About Pediatric Vaccinations
One of the greatest public health success stories is the remarkable decrease in infectious diseases due to the use of vaccines. Unfortunately, the immense success of vaccination in America has lulled many parents into complacency with regard to vaccine preventable diseases like measles, meningitis, polio and diphtheria. In order for previous successes to be maintained, the public and their appointed legislators must realize these diseases still exist and can still debilitate and kill.
Vaccines are available for 20 different infectious diseases, and vaccines against 10 deadly diseases are recommended for use in all U.S. children. Vaccines not only protect the child that receives them, but just as important, they protect the health of the community in which the child lives.
A scientific study in theJournal of the American Medical Association indicated that those who did not receive measles vaccine due to philosophical or religious reasons were 35 times more likely to contract measles, and could potentially increase the incidence of measles in their community by as much as 30 percent.
When vaccination levels are high, children who cannot be protected directly by the vaccines are protected because they are not exposed to the disease.
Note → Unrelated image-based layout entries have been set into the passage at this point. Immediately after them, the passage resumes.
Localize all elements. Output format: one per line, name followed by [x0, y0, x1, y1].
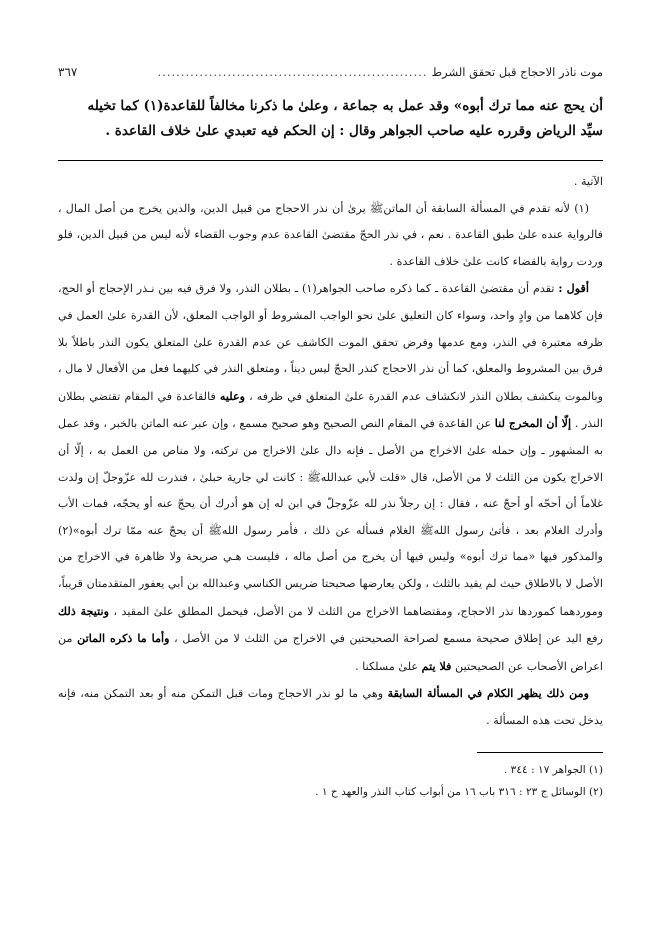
book-page — [58, 64, 603, 803]
commentary-paragraph — [58, 680, 603, 734]
text-span: وهي ما لو نذر الاحجاج ومات قبل التمكن منه أو بعد التمكن منه، فإنه يدخل تحت هذه المسألة . — [58, 687, 603, 727]
footnotes — [58, 759, 603, 803]
text-span: فالقاعدة في المقام تقتضي بطلان النذر . — [58, 389, 603, 431]
commentary-paragraph: الآتية . — [573, 175, 603, 188]
footnote-ref: (٢) — [58, 523, 73, 537]
main-text — [58, 94, 603, 144]
footnote: (١) الجواهر ١٧ : ٣٤٤ . — [503, 764, 603, 777]
footnote-ref: (١) — [301, 282, 317, 296]
commentary-paragraph — [58, 275, 603, 680]
text-span: علىٰ مسلكنا . — [355, 659, 422, 673]
bold-phrase: وأما ما ذكره الماتن — [77, 631, 170, 646]
running-header — [58, 64, 603, 82]
text-span: ـ بطلان النذر، ولا فرق فيه بين نـذر الإحجاج أو الحج، فإن كلاهما من وادٍ واحد، وسواء كان التعليق علىٰ نحو الواجب المشروط أو الواجب المعلق، لأن القدرة علىٰ العمل في ظرفه معتبرة في النذر، ومع عدمها وفرض تحقق الموت الكاشف عن عدم القدرة علىٰ المتعلق يكون النذر باطلاً بلا فرق بين المشروط والمعلق، كما أن نذر الاحجاج كنذر الحجّ ليس ديناً ، ومتعلق النذر في كليهما فعل من الأفعال لا مال ، وبالموت ينكشف بطلان النذر لانكشاف عدم القدرة علىٰ المتعلق في ظرفه ، — [58, 282, 603, 403]
bold-phrase: إلّا أن المخرج لنا — [494, 416, 572, 431]
text-span: رفع اليد عن إطلاق صحيحة مسمع لصراحة الصحيحتين في الاخراج من الثلث لا من الأصل ، — [169, 632, 603, 646]
commentary — [58, 169, 603, 734]
footnote: (٢) الوسائل ج ٢٣ : ٣١٦ باب ١٦ من أبواب كتاب النذر والعهد ح ١ . — [315, 786, 603, 799]
bold-phrase: فلا يتم — [421, 658, 452, 673]
bold-phrase: ونتيجة ذلك — [58, 603, 110, 618]
text-span: تقدم أن مقتضىٰ القاعدة ـ كما ذكره صاحب الجواهر — [316, 282, 559, 296]
bold-phrase: ومن ذلك يظهر الكلام في المسألة السابقة — [387, 686, 589, 701]
text-span: والمذكور فيها «مما ترك أبوه» وليس فيها أن يخرج من أصل ماله ، فليست هـي صريحة ولا ظاهرة في الاخراج من الأصل لا بالاطلاق حيث لم يقيد بالثلث ، ولكن يعارضها صحيحتا ضريس الكناسي وعبدالله بن أبي يعفور المتقدمتان قريباً، وموردهما كموردها نذر الاحجاج، ومقتضاهما الاخراج من الثلث لا من الأصل، فيحمل المطلق علىٰ المقيد ، — [58, 550, 603, 618]
section-divider — [58, 160, 603, 161]
commentary-paragraph: (١) لأنه تقدم في المسألة السابقة أن الماتنﷺ يرىٰ أن نذر الاحجاج من قبيل الدين، والدين يخرج من أصل المال ، فالرواية عنده علىٰ طبق القاعدة . نعم ، في نذر الحجّ مقتضىٰ القاعدة عدم وجوب القضاء لأنه ليس من قبيل الدين، فلو وردت رواية بالقضاء كانت علىٰ خلاف القاعدة . — [58, 201, 603, 268]
page-number: ٣٦٧ — [58, 65, 78, 79]
bold-phrase: وعليه — [219, 388, 246, 403]
footnote-divider — [477, 752, 603, 753]
bold-phrase: أقول : — [558, 281, 590, 296]
header-leader-dots: .......................................................... — [157, 65, 428, 79]
footnote-ref: (١) — [143, 98, 164, 114]
main-text-line: سيِّد الرياض وقرره عليه صاحب الجواهر وقال : إن الحكم فيه تعبدي علىٰ خلاف القاعدة . — [105, 123, 603, 139]
header-title: موت ناذر الاحجاج قبل تحقق الشرط — [431, 65, 603, 79]
text-span: من اعراض الأصحاب عن الصحيحتين — [58, 632, 603, 673]
main-text-line — [58, 94, 603, 119]
main-text-span: أن يحج عنه مما ترك أبوه» وقد عمل به جماعة ، وعلىٰ ما ذكرنا مخالفاً للقاعدة — [163, 98, 603, 114]
text-span: عن القاعدة في المقام النص الصحيح وهو صحيح مسمع ، وإن عبر عنه الماتن بالخبر ، وقد عمل به المشهور ـ وإن حمله علىٰ الاخراج من الأصل ـ فإنه دال علىٰ الاخراج من تركته، ولا مناص من العمل به ، إلّا أن الاخراج يكون من الثلث لا من الأصل، قال «قلت لأبي عبداللهﷺ : كانت لي جارية حبلىٰ ، فنذرت لله عزّوجلّ إن ولدت غلاماً أن أحجّه أو أحجّ عنه ، فقال : إن رجلاً نذر لله عزّوجلّ في ابن له إن هو أدرك أن يحجّ عنه أو يحجّه، فمات الأب وأدرك الغلام بعد ، فأتىٰ رسول اللهﷺ الغلام فسأله عن ذلك ، فأمر رسول اللهﷺ أن يحجّ عنه ممّا ترك أبوه» — [58, 417, 603, 537]
main-text-span: كما تخيله — [87, 98, 144, 114]
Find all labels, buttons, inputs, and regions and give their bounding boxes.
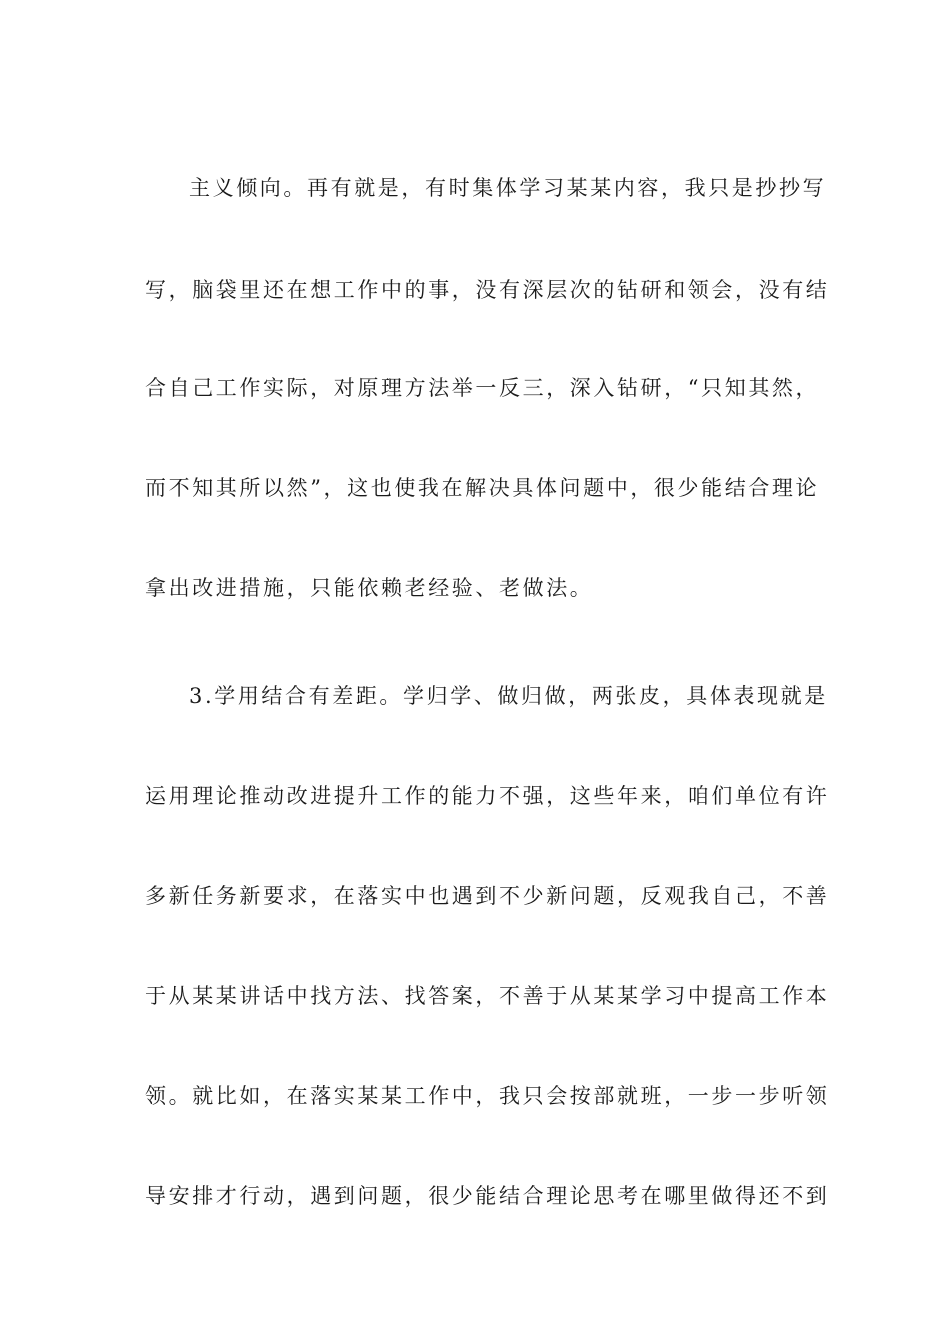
text-line: 导安排才行动，遇到问题，很少能结合理论思考在哪里做得还不到 xyxy=(145,1184,830,1208)
text-line: 写，脑袋里还在想工作中的事，没有深层次的钻研和领会，没有结 xyxy=(145,278,830,302)
text-line: 于从某某讲话中找方法、找答案，不善于从某某学习中提高工作本 xyxy=(145,984,830,1008)
text-line: 运用理论推动改进提升工作的能力不强，这些年来，咱们单位有许 xyxy=(145,784,830,808)
text-line: 3.学用结合有差距。学归学、做归做，两张皮，具体表现就是 xyxy=(189,684,828,708)
text-line: 多新任务新要求，在落实中也遇到不少新问题，反观我自己，不善 xyxy=(145,884,830,908)
text-line: 主义倾向。再有就是，有时集体学习某某内容，我只是抄抄写 xyxy=(189,176,827,200)
text-line: 领。就比如，在落实某某工作中，我只会按部就班，一步一步听领 xyxy=(145,1084,830,1108)
text-line: 合自己工作实际，对原理方法举一反三，深入钻研，“只知其然， xyxy=(145,376,820,400)
text-line: 拿出改进措施，只能依赖老经验、老做法。 xyxy=(145,576,594,600)
text-line: 而不知其所以然”，这也使我在解决具体问题中，很少能结合理论 xyxy=(145,476,820,500)
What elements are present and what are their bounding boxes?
This includes children too young to receive vaccinations and those with medical contraindications such as a child with leukemia who cannot receive the measles vaccine.
Without vaccines, epidemics of vaccine-preventable diseases could return, resulting in increased illness, disability, and death. With the eradication of some diseases, such as polio, so close at hand, any reduction in vaccination coverage for these diseases could erase many years of hard work and have an enormous negative impact on the public health of the United States.